The club was established in 1989. In that year, the first 18 holes were constructed. The club now has two 18-hole golf courses: the 'Kings Course' and the 'Queens Course'. The club house was completed in 1993.

==Queens Course==
The Queens Course is the oldest of the two golf courses and opened in 1991. The course runs through the forests, is smaller and has smaller greens.

==Kings Course==
The Kings Course opened in 1993 and immediately had 18 holes. Three years later, there were increased ambitions and the course would be renovated to be made suitable for international championships. The course was made wider so that there would be room for the public. There are natural water hazards and the fairways are surrounded by pines.

===European Tour===
The club hosted the Scandinavian Masters, one of the tournaments of the European Tour in 1998, 2000, 2002 and 2005. The first tournament that this course hosted was won by a Jesper Parnevik, a local professional.
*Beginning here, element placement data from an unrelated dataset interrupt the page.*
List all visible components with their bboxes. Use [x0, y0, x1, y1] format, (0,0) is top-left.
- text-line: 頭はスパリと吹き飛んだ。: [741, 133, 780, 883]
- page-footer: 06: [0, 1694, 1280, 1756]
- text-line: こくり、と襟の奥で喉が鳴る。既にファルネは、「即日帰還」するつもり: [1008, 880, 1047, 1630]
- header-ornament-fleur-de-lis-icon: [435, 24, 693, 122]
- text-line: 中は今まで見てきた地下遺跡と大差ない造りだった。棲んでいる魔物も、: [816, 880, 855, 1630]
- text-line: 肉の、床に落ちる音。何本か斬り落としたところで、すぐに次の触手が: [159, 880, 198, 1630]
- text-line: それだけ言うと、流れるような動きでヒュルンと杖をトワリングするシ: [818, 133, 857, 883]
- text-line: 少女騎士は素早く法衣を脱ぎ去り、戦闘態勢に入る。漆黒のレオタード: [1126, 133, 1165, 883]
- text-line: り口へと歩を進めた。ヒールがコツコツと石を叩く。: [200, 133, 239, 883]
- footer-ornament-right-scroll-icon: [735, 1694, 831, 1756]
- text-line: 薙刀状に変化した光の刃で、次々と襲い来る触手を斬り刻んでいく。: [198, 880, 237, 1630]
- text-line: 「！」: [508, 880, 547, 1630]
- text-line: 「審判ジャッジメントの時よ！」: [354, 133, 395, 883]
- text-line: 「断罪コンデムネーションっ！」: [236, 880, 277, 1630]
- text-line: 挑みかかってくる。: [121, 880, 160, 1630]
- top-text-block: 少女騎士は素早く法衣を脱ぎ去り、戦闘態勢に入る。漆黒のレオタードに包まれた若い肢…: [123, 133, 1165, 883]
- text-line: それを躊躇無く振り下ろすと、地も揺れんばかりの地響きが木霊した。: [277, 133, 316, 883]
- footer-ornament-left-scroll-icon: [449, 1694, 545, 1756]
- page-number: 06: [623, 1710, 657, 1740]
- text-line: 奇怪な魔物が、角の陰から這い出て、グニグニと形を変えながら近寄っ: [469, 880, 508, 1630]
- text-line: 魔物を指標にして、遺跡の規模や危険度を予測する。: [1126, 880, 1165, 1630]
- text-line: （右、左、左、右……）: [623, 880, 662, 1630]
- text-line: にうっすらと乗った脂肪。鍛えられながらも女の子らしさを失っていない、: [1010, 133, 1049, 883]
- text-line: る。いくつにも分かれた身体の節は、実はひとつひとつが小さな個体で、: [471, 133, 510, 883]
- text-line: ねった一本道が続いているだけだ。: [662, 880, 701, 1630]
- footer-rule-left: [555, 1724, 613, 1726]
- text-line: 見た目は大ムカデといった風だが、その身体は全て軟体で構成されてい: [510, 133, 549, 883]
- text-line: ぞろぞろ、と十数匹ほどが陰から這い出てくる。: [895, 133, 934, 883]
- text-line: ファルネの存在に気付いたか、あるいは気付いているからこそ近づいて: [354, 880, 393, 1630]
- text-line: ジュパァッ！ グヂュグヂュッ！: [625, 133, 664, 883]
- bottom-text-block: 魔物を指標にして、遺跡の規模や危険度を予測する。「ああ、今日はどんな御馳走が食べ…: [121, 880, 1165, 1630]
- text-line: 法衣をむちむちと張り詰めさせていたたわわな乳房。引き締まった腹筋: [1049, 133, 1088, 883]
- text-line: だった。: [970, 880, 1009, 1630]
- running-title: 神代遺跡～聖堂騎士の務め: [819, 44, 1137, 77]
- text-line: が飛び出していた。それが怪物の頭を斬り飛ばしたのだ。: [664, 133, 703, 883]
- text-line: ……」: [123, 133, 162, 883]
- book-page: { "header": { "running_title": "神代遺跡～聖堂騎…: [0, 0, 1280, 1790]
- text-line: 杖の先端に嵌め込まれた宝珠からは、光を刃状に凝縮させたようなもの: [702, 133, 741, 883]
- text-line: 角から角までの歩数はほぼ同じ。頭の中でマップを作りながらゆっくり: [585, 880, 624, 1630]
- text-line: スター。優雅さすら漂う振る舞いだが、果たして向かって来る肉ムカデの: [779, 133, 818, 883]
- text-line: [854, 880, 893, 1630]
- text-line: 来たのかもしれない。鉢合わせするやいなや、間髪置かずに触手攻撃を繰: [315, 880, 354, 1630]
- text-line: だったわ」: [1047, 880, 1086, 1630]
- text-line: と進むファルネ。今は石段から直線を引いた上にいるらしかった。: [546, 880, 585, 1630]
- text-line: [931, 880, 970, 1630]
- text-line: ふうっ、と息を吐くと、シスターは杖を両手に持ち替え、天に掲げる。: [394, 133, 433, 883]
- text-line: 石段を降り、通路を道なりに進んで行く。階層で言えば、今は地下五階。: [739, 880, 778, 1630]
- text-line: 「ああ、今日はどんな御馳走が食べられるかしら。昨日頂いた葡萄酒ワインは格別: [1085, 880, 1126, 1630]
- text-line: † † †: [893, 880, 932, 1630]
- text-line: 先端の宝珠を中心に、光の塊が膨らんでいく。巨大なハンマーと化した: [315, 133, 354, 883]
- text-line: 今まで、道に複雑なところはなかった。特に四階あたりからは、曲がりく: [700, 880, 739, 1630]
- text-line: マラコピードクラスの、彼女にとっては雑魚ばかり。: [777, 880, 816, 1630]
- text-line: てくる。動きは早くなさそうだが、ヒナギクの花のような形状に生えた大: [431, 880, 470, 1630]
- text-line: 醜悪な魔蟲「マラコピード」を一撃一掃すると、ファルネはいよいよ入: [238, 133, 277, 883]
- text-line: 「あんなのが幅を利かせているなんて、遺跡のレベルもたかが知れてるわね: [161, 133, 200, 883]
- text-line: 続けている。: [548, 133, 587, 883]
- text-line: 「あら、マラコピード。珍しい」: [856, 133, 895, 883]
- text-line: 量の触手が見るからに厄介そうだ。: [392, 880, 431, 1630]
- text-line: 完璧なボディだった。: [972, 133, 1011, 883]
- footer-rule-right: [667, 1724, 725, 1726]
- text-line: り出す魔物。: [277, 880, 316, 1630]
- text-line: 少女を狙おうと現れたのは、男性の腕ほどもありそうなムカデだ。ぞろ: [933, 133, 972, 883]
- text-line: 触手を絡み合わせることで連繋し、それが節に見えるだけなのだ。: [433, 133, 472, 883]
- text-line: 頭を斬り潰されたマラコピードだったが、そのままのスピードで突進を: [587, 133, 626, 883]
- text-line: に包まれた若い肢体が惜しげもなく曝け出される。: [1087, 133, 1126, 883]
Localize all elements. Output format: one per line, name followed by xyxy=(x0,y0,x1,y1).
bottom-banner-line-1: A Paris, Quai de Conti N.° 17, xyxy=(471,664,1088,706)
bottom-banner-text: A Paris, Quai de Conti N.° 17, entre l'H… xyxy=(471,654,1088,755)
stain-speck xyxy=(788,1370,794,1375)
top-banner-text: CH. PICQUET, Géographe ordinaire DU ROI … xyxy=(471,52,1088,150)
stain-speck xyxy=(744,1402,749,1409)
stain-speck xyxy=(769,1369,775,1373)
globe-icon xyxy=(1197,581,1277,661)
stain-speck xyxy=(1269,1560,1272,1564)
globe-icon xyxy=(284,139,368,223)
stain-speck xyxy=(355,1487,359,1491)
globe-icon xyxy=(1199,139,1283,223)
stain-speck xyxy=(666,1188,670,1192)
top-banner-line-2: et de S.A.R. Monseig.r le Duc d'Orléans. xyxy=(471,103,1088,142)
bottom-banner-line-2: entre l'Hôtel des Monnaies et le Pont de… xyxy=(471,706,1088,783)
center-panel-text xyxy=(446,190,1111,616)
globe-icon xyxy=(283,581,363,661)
- 1998 SWE Jesper Parnevik
- 2000 ENG Lee Westwood
- 2002 NIR Graeme McDowell
- 2005 AUS Mark Hensby

Kungsängen is 25 minutes away from Stockholm and belongs to the PGA European Tour Courses.

===European Senior Tour===
In 2001, the club hosted the STC Scandinavian International, one of the tournaments in the European Senior Tour. It was a 54-hole tournament.